Jeremiah Whipple Jenks (1856–1929) was an American economist, educator, and Professor at the Cornell University.

Biography

Born at Saint Clair, Michigan. Jenks graduated from the University of Michigan in 1878, studied for several years in Germany, taking his doctorate from the University of Halle under Johannes Conrad in 1885. After his return to the United States, studied law and was admitted to the bar.

Jenks held professorships at both Cornell University (1891–1912) as member of the President White School of History and Political Science and New York University (1912 onward). Jenks was a member of the U.S. Commission on International Exchange. He was appointed in 1907 a member of the United States Immigration Commission.

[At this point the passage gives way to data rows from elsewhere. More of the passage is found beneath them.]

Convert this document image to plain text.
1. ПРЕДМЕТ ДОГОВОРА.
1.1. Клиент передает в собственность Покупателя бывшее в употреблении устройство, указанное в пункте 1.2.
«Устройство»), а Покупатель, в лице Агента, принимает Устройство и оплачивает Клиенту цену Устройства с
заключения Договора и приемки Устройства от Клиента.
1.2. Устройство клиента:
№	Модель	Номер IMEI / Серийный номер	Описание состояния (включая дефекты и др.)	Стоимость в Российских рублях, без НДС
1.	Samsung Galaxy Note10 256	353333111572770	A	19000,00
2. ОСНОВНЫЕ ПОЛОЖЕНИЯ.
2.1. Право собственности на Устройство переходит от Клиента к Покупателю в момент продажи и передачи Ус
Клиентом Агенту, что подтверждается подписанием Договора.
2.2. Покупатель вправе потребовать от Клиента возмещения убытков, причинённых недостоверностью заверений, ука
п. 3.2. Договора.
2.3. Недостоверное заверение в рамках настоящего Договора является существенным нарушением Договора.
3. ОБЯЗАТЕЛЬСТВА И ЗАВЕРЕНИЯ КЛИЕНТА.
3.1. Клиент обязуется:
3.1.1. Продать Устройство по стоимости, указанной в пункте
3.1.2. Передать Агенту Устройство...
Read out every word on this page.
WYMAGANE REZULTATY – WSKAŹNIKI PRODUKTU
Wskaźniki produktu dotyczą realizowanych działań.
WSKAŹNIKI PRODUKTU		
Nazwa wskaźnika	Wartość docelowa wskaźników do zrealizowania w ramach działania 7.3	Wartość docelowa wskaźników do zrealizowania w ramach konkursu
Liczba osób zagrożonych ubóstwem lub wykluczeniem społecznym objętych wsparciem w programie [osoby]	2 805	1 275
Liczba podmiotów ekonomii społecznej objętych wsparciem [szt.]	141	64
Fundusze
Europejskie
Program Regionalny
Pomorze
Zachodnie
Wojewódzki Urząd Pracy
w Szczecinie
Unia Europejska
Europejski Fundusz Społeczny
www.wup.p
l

Jenks advised the governments of Mexico, Nicaragua, Germany and China on matters of financial policy, visiting Peking in 1904. He was also an active member of the National Civic Federation where in 1908 he helped to draft a bill to amend the Sherman Anti-Trust Act. Although that bill was ultimately unsuccessful, Jenks also sat on the four-man committee headed by John Bates Clark which drafted a preliminary version of the 1914 Clayton Antitrust Act.

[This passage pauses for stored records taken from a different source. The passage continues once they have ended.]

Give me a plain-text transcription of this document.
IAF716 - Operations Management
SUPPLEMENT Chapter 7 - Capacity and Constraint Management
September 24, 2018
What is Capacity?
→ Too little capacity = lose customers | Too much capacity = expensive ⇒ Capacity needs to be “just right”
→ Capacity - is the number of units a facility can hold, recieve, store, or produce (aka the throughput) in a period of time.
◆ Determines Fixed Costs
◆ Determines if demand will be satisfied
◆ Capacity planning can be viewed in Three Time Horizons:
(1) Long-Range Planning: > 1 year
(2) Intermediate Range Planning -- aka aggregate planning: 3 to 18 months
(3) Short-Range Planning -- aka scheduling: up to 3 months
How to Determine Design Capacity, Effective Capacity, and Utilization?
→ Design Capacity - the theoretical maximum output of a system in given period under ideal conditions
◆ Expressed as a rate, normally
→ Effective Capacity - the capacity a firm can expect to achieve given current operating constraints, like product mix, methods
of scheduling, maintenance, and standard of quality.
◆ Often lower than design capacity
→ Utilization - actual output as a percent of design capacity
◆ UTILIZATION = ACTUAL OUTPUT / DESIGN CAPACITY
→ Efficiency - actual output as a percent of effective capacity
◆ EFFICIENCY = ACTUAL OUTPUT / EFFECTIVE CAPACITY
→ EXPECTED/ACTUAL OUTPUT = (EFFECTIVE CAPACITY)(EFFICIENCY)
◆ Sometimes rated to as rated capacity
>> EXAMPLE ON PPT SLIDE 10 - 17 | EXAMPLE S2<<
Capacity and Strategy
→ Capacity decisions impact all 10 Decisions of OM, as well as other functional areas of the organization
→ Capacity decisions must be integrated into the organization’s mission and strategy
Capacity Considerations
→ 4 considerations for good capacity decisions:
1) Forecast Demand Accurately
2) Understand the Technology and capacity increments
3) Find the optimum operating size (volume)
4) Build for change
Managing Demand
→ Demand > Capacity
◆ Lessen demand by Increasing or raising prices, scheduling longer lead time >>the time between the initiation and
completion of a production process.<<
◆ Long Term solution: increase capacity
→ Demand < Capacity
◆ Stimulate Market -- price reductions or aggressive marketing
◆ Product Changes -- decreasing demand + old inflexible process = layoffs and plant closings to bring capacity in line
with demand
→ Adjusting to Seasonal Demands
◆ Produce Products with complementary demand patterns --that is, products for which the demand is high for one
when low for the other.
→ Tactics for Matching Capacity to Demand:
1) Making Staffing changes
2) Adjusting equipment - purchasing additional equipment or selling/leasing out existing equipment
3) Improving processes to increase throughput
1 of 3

Jenks was recognized with the Silver Buffalo Award in 1926. Today, he is also remembered for his association with Nobel laureate Friedrich Hayek.

Work

Jenks was especially interested in the political aspects of economic problems and he served frequently on various government commissions and made many reports on currency, labor, and immigration issues.[1]

Dictionary of Races

Jenks and his key staff assistant, anthropologist Daniel Folkmar collaborated on an extensive Dictionary of Races that became an important feature of the Commission’s report to Congress.

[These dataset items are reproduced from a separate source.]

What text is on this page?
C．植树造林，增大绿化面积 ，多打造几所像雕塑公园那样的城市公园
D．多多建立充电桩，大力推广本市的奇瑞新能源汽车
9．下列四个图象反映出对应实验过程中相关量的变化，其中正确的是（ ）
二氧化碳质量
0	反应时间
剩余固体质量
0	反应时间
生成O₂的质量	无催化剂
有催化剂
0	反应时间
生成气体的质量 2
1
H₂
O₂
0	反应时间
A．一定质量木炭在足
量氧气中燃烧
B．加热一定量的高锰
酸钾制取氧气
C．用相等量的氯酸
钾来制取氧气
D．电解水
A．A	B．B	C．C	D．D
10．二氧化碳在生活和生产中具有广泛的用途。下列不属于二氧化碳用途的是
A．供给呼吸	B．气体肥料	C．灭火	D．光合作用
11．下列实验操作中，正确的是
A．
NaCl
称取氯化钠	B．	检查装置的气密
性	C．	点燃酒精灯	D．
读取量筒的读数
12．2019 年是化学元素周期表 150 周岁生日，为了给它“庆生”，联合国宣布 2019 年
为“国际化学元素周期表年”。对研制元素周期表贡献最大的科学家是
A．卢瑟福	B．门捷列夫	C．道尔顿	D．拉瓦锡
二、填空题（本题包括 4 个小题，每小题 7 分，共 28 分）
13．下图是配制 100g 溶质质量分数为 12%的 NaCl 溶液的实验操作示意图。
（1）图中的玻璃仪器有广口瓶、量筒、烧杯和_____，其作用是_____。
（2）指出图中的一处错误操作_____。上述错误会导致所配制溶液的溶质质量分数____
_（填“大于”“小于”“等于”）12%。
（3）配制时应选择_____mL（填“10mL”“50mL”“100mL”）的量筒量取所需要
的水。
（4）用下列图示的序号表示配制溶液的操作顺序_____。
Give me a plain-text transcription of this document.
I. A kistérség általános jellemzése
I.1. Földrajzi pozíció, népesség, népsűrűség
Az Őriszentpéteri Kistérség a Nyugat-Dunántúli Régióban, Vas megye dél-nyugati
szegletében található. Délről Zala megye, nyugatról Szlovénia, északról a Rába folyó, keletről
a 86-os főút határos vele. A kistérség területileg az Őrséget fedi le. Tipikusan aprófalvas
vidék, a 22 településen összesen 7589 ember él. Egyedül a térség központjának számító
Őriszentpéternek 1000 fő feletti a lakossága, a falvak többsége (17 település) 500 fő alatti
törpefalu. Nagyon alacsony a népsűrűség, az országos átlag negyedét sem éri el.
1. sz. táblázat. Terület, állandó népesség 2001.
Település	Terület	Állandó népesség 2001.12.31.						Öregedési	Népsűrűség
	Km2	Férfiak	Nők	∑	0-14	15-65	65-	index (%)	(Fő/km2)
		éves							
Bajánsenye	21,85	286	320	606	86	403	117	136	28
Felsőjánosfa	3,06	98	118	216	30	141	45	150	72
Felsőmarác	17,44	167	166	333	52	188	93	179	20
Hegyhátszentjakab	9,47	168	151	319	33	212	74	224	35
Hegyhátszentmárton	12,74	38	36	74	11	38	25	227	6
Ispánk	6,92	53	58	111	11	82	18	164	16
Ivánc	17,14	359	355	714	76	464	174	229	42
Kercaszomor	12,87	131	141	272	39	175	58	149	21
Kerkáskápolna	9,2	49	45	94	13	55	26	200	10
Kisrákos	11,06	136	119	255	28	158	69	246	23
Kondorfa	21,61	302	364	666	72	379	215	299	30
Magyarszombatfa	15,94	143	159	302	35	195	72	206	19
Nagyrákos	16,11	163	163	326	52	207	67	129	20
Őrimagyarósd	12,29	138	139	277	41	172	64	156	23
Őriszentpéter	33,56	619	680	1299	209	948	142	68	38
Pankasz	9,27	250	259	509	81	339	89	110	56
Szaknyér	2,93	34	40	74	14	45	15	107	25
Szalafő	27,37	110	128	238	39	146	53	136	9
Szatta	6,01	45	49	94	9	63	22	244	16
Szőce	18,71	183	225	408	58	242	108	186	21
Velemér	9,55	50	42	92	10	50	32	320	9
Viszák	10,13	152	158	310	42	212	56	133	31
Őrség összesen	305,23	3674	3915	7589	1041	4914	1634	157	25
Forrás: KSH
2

In their Dictionary of Races, Jenks and Folkmar stated that their principal task was to discover "whether there may not be certain races that are inferior to other races... to show whether some may be better fitted for American citizenship than others." The Dictionary, along with other commission reports, was cited frequently in subsequent immigration debates.[2]

Scout Oath and Scout Law

A commission under Jenks with other prominent educators drew up the Scout Oath and Scout Law for the Boy Scouts of America. The principal differences from the originals suggested by Robert Baden-Powell, 1st Baron Baden-Powell, the founder of Scouting, were the addition to the Scout Oath of the sentence "to keep myself physically strong, mentally awake and morally straight" and of three additional points to the Scout Law- "A Scout is brave", "A Scout is clean", and "A Scout is reverent".

In 1912 Baden-Powell adopted "A Scout is clean in thought, word and deed" as a tenth law to his own original nine.[3]

Selected publications

His books include:

References

  1. Tichenor, Daniel J. (2002). Dividing Lines: The Politics of Immigration Control in America. Princeton University Press. pp. 114–149.
  2. A Dictionary of Races of People: Reports of the Immigration Commission. 5. New York: Arno Press and the New York Times. 1970. p. 4.
  3. Wilson, John S. (1959). Scouting Round the World. Blandford Press. p. 170.